The other notable clinical observation is the absence of any positive CT heads with an extradural bleed (EDH). EDH more often affect younger cohorts and mortality can occur suddenly after a period of lucidness.28 Pathologically, initially this injury may not be associated with brain injury in the early stages but as the haematoma expands, brain injury will occur. Theoretically, if S100B was tested too early in this process, it could miss significant injuries.

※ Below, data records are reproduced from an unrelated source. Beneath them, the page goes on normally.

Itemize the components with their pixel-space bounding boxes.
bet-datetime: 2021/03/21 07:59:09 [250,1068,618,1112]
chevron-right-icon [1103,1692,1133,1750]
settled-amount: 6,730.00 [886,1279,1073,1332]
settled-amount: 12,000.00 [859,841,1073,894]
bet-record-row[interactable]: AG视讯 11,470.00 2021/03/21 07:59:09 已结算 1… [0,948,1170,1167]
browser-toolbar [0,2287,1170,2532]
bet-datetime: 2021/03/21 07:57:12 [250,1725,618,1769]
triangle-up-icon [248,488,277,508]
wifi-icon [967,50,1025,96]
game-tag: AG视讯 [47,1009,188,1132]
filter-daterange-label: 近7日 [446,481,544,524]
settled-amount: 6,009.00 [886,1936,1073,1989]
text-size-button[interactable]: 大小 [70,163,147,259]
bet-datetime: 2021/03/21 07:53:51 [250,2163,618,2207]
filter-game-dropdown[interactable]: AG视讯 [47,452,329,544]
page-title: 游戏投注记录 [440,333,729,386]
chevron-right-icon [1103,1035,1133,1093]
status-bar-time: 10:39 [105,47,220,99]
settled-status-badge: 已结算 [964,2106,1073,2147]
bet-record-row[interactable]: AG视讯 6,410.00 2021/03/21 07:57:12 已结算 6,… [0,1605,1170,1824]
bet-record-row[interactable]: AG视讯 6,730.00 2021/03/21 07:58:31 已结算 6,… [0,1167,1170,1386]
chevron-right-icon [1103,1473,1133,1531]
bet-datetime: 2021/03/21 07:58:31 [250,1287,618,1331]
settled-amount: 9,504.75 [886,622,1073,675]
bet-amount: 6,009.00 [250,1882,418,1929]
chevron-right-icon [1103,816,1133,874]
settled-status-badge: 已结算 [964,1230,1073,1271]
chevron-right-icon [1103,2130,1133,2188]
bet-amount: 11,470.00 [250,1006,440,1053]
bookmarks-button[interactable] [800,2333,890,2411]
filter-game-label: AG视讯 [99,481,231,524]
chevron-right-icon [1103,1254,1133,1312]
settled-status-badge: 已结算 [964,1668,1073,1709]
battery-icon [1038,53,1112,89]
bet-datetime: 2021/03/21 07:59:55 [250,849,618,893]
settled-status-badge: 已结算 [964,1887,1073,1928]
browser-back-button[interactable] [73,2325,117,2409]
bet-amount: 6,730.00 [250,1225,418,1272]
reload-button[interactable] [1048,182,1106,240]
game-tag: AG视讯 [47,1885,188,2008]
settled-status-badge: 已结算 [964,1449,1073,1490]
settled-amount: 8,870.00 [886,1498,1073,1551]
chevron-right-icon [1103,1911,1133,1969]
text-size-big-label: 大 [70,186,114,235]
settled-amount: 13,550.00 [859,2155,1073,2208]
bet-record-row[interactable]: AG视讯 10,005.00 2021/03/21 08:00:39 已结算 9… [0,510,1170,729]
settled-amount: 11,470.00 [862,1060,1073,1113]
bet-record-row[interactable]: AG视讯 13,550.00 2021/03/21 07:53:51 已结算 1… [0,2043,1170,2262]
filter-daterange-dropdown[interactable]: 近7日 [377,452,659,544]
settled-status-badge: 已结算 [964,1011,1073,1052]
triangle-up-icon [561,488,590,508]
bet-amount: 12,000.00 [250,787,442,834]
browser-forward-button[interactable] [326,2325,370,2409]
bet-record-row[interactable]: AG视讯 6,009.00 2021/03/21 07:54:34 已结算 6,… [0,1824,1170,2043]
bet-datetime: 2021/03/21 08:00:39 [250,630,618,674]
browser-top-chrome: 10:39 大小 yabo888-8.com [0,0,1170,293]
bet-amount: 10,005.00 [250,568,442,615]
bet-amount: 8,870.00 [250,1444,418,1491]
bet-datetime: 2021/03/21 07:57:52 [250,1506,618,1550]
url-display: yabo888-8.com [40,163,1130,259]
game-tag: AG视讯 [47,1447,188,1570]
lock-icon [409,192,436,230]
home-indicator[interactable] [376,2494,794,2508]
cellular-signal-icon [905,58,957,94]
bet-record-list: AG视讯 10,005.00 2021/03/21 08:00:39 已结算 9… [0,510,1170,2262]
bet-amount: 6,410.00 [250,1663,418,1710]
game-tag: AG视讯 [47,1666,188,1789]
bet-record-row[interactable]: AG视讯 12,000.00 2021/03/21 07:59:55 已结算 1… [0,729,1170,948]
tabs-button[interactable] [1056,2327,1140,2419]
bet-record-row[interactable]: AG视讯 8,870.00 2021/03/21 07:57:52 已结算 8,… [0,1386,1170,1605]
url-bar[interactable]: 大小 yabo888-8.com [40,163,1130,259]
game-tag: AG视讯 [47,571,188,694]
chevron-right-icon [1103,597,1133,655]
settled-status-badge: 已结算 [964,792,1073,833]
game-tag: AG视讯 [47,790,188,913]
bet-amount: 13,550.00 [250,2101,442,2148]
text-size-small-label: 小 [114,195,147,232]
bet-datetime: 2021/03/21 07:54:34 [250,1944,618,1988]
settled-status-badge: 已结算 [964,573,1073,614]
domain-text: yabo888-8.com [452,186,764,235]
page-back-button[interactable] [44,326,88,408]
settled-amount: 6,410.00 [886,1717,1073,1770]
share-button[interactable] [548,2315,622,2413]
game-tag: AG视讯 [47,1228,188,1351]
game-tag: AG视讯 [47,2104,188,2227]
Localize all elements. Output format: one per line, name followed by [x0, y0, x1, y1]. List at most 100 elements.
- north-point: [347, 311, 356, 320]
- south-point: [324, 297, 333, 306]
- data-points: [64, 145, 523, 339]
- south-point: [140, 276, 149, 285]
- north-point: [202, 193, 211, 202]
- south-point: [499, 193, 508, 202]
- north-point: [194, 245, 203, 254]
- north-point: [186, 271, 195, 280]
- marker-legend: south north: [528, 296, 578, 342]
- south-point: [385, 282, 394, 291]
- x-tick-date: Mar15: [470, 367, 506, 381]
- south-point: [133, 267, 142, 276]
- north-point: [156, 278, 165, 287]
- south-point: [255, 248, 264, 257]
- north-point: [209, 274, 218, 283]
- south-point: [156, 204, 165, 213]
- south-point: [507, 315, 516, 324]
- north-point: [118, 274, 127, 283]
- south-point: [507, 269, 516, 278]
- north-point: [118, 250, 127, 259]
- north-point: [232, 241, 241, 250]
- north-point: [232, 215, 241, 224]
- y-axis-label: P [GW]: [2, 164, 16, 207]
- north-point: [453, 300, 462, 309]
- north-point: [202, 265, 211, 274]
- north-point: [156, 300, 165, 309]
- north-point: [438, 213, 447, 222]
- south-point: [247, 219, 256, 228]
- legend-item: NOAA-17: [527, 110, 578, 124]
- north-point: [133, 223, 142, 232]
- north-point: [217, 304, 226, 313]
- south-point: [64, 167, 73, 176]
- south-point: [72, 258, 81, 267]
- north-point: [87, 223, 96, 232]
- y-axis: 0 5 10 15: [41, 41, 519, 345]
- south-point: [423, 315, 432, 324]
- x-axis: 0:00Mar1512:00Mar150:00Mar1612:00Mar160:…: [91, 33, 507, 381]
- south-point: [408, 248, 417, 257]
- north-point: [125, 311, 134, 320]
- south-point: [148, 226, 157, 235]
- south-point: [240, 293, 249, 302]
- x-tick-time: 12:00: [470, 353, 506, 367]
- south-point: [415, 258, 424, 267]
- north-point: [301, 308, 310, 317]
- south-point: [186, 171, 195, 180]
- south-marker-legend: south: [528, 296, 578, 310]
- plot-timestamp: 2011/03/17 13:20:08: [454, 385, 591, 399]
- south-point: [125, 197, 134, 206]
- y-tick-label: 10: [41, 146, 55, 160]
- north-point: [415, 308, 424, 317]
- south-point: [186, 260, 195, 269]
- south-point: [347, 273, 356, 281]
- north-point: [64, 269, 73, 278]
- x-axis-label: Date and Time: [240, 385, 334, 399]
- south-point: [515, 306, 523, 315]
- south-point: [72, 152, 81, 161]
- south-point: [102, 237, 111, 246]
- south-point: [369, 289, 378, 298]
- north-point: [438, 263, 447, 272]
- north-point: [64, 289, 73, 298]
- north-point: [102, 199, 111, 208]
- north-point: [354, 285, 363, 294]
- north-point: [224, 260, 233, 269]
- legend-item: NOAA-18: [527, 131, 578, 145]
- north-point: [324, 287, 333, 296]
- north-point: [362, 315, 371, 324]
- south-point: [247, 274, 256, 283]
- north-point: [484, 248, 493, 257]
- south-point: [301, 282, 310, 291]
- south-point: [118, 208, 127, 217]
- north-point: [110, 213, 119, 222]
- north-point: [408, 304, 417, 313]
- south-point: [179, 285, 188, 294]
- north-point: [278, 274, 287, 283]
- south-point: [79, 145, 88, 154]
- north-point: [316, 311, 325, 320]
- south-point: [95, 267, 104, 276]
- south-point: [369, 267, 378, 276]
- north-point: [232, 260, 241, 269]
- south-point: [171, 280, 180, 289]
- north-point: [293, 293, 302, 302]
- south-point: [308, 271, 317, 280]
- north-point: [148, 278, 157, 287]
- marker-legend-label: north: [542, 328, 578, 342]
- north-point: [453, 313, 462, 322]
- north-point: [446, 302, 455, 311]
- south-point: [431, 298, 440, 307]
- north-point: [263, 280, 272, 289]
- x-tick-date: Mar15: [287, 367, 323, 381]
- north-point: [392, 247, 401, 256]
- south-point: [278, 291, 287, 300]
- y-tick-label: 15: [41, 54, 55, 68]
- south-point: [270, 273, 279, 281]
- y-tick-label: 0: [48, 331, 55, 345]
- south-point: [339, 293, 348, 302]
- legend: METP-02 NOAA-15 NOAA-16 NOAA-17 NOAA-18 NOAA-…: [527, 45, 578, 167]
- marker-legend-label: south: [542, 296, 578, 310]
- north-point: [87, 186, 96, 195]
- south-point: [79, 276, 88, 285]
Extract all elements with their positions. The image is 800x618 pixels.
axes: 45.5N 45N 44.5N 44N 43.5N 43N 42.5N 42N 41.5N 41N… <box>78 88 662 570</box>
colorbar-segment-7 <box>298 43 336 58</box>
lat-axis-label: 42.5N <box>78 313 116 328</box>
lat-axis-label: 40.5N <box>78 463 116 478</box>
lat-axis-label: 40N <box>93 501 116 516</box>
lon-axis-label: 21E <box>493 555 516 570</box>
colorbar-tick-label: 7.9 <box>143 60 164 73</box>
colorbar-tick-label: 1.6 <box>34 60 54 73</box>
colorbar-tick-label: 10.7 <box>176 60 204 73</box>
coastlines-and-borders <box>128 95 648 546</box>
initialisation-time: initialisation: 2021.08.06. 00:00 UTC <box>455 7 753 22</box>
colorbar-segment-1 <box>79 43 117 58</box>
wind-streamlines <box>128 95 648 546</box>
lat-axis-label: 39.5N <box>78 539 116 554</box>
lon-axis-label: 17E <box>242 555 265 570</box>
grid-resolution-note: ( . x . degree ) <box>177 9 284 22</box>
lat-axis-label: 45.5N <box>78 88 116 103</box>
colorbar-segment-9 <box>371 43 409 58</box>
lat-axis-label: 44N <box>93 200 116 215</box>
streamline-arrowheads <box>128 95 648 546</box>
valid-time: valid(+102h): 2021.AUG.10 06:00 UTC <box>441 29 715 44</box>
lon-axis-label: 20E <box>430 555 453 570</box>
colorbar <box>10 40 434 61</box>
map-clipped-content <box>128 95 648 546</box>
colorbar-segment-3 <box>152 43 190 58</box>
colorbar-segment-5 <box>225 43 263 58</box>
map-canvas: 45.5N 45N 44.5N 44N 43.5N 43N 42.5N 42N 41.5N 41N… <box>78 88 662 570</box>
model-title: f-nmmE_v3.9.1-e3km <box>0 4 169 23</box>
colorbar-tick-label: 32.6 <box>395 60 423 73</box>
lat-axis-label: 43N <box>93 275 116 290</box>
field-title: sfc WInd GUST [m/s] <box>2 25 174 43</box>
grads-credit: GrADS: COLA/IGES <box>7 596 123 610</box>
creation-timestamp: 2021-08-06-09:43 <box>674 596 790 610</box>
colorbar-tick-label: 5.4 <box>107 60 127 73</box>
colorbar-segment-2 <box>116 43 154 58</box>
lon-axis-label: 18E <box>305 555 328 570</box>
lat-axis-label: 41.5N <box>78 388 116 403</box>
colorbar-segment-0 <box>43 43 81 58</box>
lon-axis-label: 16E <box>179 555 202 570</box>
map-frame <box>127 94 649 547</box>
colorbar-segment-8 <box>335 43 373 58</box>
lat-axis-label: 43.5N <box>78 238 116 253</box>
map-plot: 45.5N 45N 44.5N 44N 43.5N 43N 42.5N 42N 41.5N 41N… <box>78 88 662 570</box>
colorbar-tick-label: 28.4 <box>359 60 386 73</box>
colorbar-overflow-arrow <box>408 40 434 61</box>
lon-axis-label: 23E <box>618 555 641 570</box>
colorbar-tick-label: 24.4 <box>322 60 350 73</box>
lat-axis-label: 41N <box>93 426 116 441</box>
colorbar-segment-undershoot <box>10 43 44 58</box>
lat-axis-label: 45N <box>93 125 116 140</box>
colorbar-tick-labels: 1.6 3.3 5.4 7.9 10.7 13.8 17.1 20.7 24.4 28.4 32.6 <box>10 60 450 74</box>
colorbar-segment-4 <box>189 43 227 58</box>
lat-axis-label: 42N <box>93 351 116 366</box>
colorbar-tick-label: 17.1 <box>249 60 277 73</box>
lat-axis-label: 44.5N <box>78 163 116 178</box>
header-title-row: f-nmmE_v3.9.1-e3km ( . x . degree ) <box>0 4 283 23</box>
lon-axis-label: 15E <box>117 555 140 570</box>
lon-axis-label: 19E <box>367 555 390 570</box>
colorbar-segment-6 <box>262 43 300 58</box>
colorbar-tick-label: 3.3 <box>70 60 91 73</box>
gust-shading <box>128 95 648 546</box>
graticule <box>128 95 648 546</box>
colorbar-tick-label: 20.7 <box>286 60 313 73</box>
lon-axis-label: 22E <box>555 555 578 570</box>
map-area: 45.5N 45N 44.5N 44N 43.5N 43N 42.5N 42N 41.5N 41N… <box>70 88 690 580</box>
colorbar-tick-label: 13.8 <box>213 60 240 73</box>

However, studies investigating the use of S100B in Scandinavia, where S100B is used clinically in local neurotrauma guidelines,29 noted that all EDH reported in the literature at the time had an S100B level over the current validated threshold.30
Within the current study we did not exclude patients presenting with polytrauma. As previously mentioned, adipose, muscle and cardiac tissue can all release S100B in response to trauma. This is likely to have increased the rate of false positives observed in our cohort, and clinically this could limit the reduction in head CT rates. Currently the sample size is too small to generate meaningful results if patients presenting with polytrauma were excluded. But this is a future area for investigation. S100B levels can also be affected by poor renal function and increasing age and potentially a higher S100B threshold could be more appropriate in the over 65 age group.42 Furthermore, a high proportion of patients in this study were on anticoagulation and although there is no evidence to suggest this affects S100B levels,43 further evidence is required.